Now I Am Become Death
Showy surf rock combo Man or Astro-man? makes their dust-clearing return from an over 10-year furlough with DEFCON 5…4…3…2…1. In case you’re not hip to the band’s Atomic Age aesthetic—or their riotous, space-schlock stage presence—if the album’s clamped-down title happens to volley a salvo of early-NASA and Cold War images through your head, consider yourself clued in.
This is Kennedy-vs.-Khrushchev music, the ’60s sounds of twirling dials at an all-analog command center—like the Sandals’ Endless Summer with a pinch of McCarthyite paranoia. Produced by Big Black frontman (and proven surf fetishist) Steve Albini, its half-instrumental, half-sung makeup recalls the approach of halcyon forebears like the Trashmen or Kingsmen, but let’s not kid ourselves: Man or Astro-man? was borne out of the ’90s surf revival scene, taking Dick Dale’s m.o. and subsuming it with the untethered energy of punk, as well as a sizable obsession for the era of Barbarella and go-go sci-fi.
“Antimatter Man,” for instance, surges with a hyper-urgent tempo maintained, and even jacked up, through much of the record.

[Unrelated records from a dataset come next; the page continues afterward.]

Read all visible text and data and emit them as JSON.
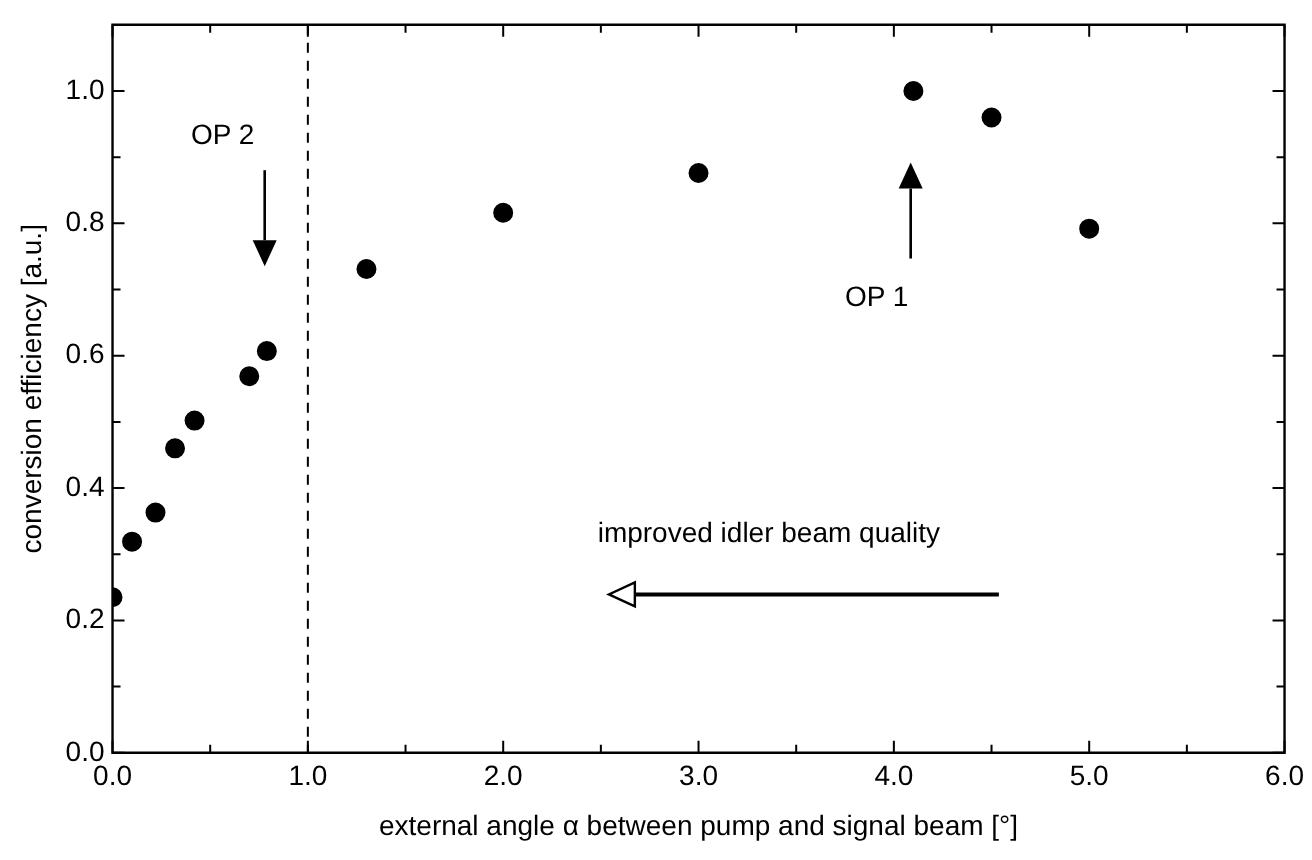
{
  "chart_data": {
    "type": "scatter",
    "xlabel": "external angle α between pump and signal beam [°]",
    "ylabel": "conversion efficiency [a.u.]",
    "x": [
      0.0,
      0.1,
      0.22,
      0.32,
      0.42,
      0.7,
      0.79,
      1.3,
      2.0,
      3.0,
      4.1,
      4.5,
      5.0
    ],
    "series": [
      {
        "color": "#000000",
        "values": [
          0.235,
          0.319,
          0.363,
          0.46,
          0.502,
          0.569,
          0.607,
          0.731,
          0.816,
          0.876,
          1.0,
          0.96,
          0.792
        ]
      }
    ],
    "marker": "circle",
    "grid": false,
    "legend": false,
    "xlim": [
      0,
      6
    ],
    "ylim": [
      0,
      1.1
    ],
    "xticks": [
      {
        "value": 0,
        "label": "0.0"
      },
      {
        "value": 0.5,
        "label": null
      },
      {
        "value": 1,
        "label": "1.0"
      },
      {
        "value": 1.5,
        "label": null
      },
      {
        "value": 2,
        "label": "2.0"
      },
      {
        "value": 2.5,
        "label": null
      },
      {
        "value": 3,
        "label": "3.0"
      },
      {
        "value": 3.5,
        "label": null
      },
      {
        "value": 4,
        "label": "4.0"
      },
      {
        "value": 4.5,
        "label": null
      },
      {
        "value": 5,
        "label": "5.0"
      },
      {
        "value": 5.5,
        "label": null
      },
      {
        "value": 6,
        "label": "6.0"
      }
    ],
    "yticks": [
      {
        "value": 0,
        "label": "0.0"
      },
      {
        "value": 0.1,
        "label": null
      },
      {
        "value": 0.2,
        "label": "0.2"
      },
      {
        "value": 0.3,
        "label": null
      },
      {
        "value": 0.4,
        "label": "0.4"
      },
      {
        "value": 0.5,
        "label": null
      },
      {
        "value": 0.6,
        "label": "0.6"
      },
      {
        "value": 0.7,
        "label": null
      },
      {
        "value": 0.8,
        "label": "0.8"
      },
      {
        "value": 0.9,
        "label": null
      },
      {
        "value": 1.0,
        "label": "1.0"
      }
    ],
    "ref_lines": [
      {
        "axis": "x",
        "value": 1.0,
        "line_style": "dashed",
        "color": "#000000"
      }
    ],
    "annotations": [
      "OP 2",
      "OP 1",
      "improved idler beam quality"
    ]
  }
}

The song’s big, mean guitar rumbles with Apollo 13 propulsion. “Break all my bones / Take off my skin,” sneers guitarist and sometimes vocalist Star Crunch, “You try to shake me down and then say / ‘It’s all pretend.’” In the passages with a vocal, as this one—though, as mentioned, much is instrumental—the singing is snotty and bothered, like an astronaut Thurston Moore fed up with the breakdown of Earthling-Martian relations. After Mr. Crunch reveals he is, indeed, an “antimatter man,” sweeping theremin whooshes are triggered, along with all manner of waveform pyrotechnics. Apparently, the surf is pretty gnarly on the Forbidden Planet.

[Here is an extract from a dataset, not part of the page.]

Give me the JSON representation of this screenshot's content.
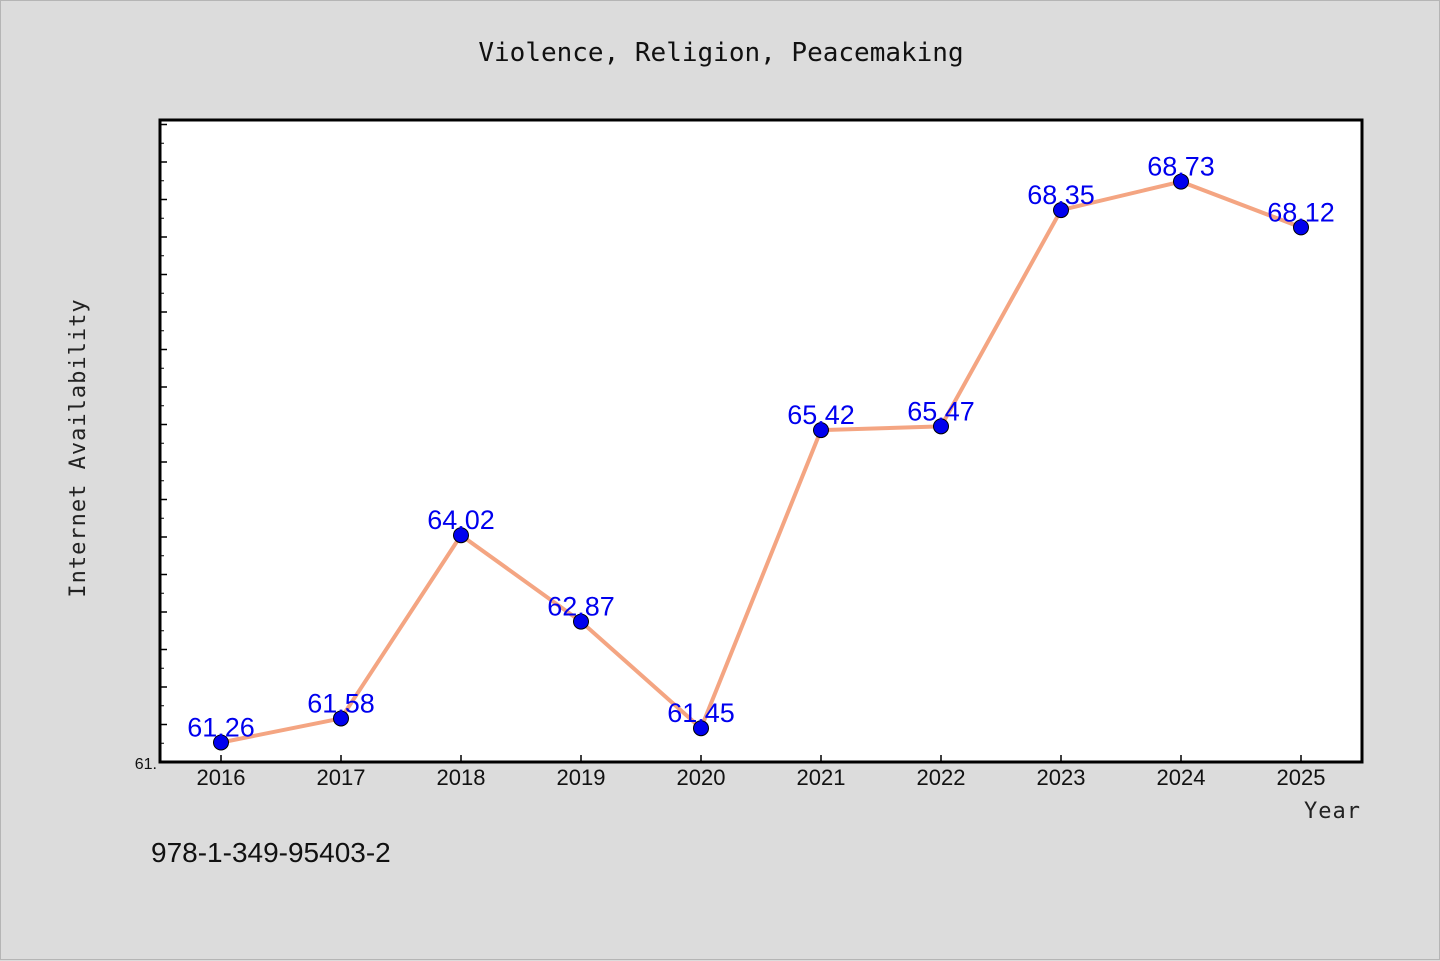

Instrumental to DEFCON are its five “DEFCONs,” interspersed from track to track and starting at 5, increasing in danger and defensive readiness until “DEFCON 1,” by which time you’re already cowering under your middle school desk, waiting for the Iron Curtain to part and launch its be-all, end-all warhead. Opener “DEFCON 5” apprises the listener to a general state of alarm—as in, “I hope Castro doesn’t point his rockets at Key West”—whereas “DEFCON 4” churns with a low-grade, subterranean tension.
Definitely the most memorable is “DEFCON 2,” whose John Carpenter-style minimalism trudges with equal parts doom and determination. A mid-tempo number on an often hurried album, its woolly, staccato synth stabs play against a bespeckled nebula of white noise, as well as the stair-stepping sputters of R2-D2. As the sounds swirl about you, a feeling of inexorable danger finds evidence in your twitching face—but, between the frightful alien armada on the horizon and the ever-ratcheting threats of the Red Menace, the only way out is through. Such is the fun, though imperfect, of the latest from Man or Astro-man?, a whirligig composite of War of the Worlds-era culture. Spacesuit and ray gun not included.